A severe & unfortunate constraint. Can't help you there.
PB
-----
On 3/29/2011 1:27 PM, Gregory Magarshak wrote:
> Yes, this would be fine. But often, the list of friends is obtained
> from a social network like facebook, and is not stored internally.
> Basically, I obtain the friend list in a request to facebook, and then
> see which of those users have created things. So would I have to
> create a temporary table and insert all those uids just to make a
> join? Why not optimize the IN ( ... ) to do the same type of thing?
>
> There is also a second problem: I want to use MySQL Cluster, because I
> expect to have many users. Would it be efficient to use JOIN between
> the friends table and the articles table? Both tables are partitioned
> by user_id as the primary key, so the join would have to hit many
> different nodes. I always tried to avoid joins because I am planning
> to horizontally partition my data. But if MySQL cluster can handle
> this join transparently and split it up based on the partition, then
> that's fine. Do you have any info on this?
>
> Greg
>
> On 3/29/11 2:10 PM, Peter Brawley wrote:
>> > How can I quickly find all the articles written by this user's
>> friends, and not just random articles?
>>
>> Taking the simplest possible case, with table
>> friends(userID,friendID) where each friendID refers to a userID in
>> another row, the friends of userID u are ...
>>
>> select friendID from user where userID=u;
>>
>> so articles by those friends of u are ...
>>
>> select a.* from article a join ( select friendID from user where
>> userID=u ) f on a.userID=f.friendID;
>>
>> PB
>>
>> -----
>>
>> On 3/29/2011 12:50 PM, Gregory Magarshak wrote:
>>> Hey there. My company writes a lot of social applications, and there
>>> is one operation that is very common, but I don't know if MySQL
>>> supports it in a good way. I thought I'd write to this list for two
>>> reasons:
>>>
>>> 1) Maybe MySQL has a good way to do this, and I just don't know
>>> about it
>>>
>>> 2) Propose to MySQL developers a simple algorithm which would
>>> greatly improve MySQL support for social networking apps.
>>>
>>> Here is the situation. Let's say I have built a social
>>> networking application where people create and edit some item
>>> (article, photo, music mix, whatever). Now, a typical user logs in,
>>> and this user has 3000 friends. How can I quickly find all the
>>> articles written by this user's friends, and not just random articles?
>>>
>>> Ideally, I would want to write something like this:
>>>
>>> SELECT * FROM article WHERE user_id IN (345789, 324875, 398,
>>> ..., 349580)
>>>
>>> basically, execute a query with a huge IN ( ... ). Maybe if this
>>> would exceed the buffer size for the MySQL wire protocol, I would
>>> break up the list into several lists, and execute several queries,
>>> and union the results together myself.
>>>
>>> But my point is, this is very common for social networking apps.

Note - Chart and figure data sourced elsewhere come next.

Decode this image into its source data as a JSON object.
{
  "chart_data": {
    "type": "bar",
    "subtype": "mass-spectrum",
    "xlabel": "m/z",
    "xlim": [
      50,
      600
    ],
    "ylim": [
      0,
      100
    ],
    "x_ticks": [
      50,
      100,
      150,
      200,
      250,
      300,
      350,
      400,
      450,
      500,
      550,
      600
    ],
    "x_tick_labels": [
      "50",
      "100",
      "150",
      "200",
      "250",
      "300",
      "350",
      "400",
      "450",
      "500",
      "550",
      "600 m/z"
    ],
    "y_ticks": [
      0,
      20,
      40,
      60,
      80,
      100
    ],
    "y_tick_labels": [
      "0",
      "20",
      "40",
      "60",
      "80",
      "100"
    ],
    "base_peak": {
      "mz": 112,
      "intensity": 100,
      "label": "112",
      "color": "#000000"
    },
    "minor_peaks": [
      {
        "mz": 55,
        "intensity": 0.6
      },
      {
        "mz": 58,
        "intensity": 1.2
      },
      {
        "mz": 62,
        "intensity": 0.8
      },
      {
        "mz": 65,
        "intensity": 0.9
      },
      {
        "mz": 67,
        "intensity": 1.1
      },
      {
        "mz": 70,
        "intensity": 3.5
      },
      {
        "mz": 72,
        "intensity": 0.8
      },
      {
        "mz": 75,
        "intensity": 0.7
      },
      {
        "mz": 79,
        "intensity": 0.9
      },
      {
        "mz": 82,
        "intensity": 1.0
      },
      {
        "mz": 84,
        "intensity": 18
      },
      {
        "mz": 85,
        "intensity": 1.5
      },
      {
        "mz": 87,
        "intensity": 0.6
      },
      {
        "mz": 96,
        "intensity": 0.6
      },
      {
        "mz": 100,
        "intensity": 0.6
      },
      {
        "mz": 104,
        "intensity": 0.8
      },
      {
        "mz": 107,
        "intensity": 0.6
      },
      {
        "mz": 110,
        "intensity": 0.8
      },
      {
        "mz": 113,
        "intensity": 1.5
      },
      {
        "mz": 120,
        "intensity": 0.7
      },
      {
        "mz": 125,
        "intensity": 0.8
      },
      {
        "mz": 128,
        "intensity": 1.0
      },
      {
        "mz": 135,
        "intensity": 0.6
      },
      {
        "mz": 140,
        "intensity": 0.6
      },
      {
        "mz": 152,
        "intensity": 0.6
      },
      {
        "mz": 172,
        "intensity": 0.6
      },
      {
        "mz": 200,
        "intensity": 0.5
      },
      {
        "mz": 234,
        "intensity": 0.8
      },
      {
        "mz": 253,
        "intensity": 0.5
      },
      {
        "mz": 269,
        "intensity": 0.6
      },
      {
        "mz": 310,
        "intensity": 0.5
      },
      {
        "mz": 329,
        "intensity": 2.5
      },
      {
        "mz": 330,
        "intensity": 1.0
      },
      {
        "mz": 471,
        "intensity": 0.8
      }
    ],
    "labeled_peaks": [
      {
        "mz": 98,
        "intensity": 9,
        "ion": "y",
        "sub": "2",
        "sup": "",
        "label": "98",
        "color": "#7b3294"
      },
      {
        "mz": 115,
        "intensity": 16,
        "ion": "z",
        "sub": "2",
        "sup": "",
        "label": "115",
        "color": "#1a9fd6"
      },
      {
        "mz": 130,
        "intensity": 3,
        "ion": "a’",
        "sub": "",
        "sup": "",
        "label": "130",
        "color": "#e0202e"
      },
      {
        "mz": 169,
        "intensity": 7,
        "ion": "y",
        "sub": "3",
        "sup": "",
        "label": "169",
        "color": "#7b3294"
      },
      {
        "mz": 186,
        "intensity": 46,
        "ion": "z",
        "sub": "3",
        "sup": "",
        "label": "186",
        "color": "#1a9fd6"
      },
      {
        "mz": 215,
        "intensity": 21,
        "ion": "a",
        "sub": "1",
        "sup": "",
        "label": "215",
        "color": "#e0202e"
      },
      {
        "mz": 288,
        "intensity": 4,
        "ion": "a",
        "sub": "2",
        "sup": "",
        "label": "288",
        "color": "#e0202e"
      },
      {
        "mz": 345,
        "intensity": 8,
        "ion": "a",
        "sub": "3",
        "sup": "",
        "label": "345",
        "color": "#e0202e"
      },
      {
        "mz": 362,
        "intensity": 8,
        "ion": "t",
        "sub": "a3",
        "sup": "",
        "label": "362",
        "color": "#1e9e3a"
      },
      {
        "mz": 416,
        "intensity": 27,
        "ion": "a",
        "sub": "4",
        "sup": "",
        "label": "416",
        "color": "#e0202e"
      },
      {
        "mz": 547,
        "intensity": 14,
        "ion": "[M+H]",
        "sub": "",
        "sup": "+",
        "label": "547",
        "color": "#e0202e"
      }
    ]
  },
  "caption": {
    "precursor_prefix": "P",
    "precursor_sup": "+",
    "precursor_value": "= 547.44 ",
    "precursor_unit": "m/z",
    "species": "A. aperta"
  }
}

>>> Every app wants to show "the X created by your friends", or "friends
>>> of yours (given some list from a social network) who have taken
>>> action X".
>>>
>>> Here is how I would do it if I had raw access to the MySQL index
>>> in memory:
>>>
>>> a) Sort the list of entries in the IN, in ascending order.
>>>
>>> b) Do *ONE* binary search through the index (assuming it's a
>>> BTREE index) and get them all in one pass. If it's a HASH index or
>>> something, I would have to look up each one individually.
>>>
>>> The benefits of this approach would be that this common
>>> operation would be done extremely quickly. If the index fits
>>> entirely in memory, and I just want to get the primary keys (i.e.
>>> get the list of friends who did X), the disk isn't even touched. In
>>> addition, for BTREE indexes, I would just need ONE binary search,
>>> because the entries have been sorted in ascending order.
>>>
>>> Does MySQL have something like this? And if not, perhaps you can
>>> add it in the next version? It would really boost MySQL's support
>>> for social networking apps tremendously. Alternative, how can I add
>>> this to my MySQL? Any advice would be appreciated.
>>>
>>> Sincerely,
>>> Gregory Magarshak
>>> Qbix
>>>
>
>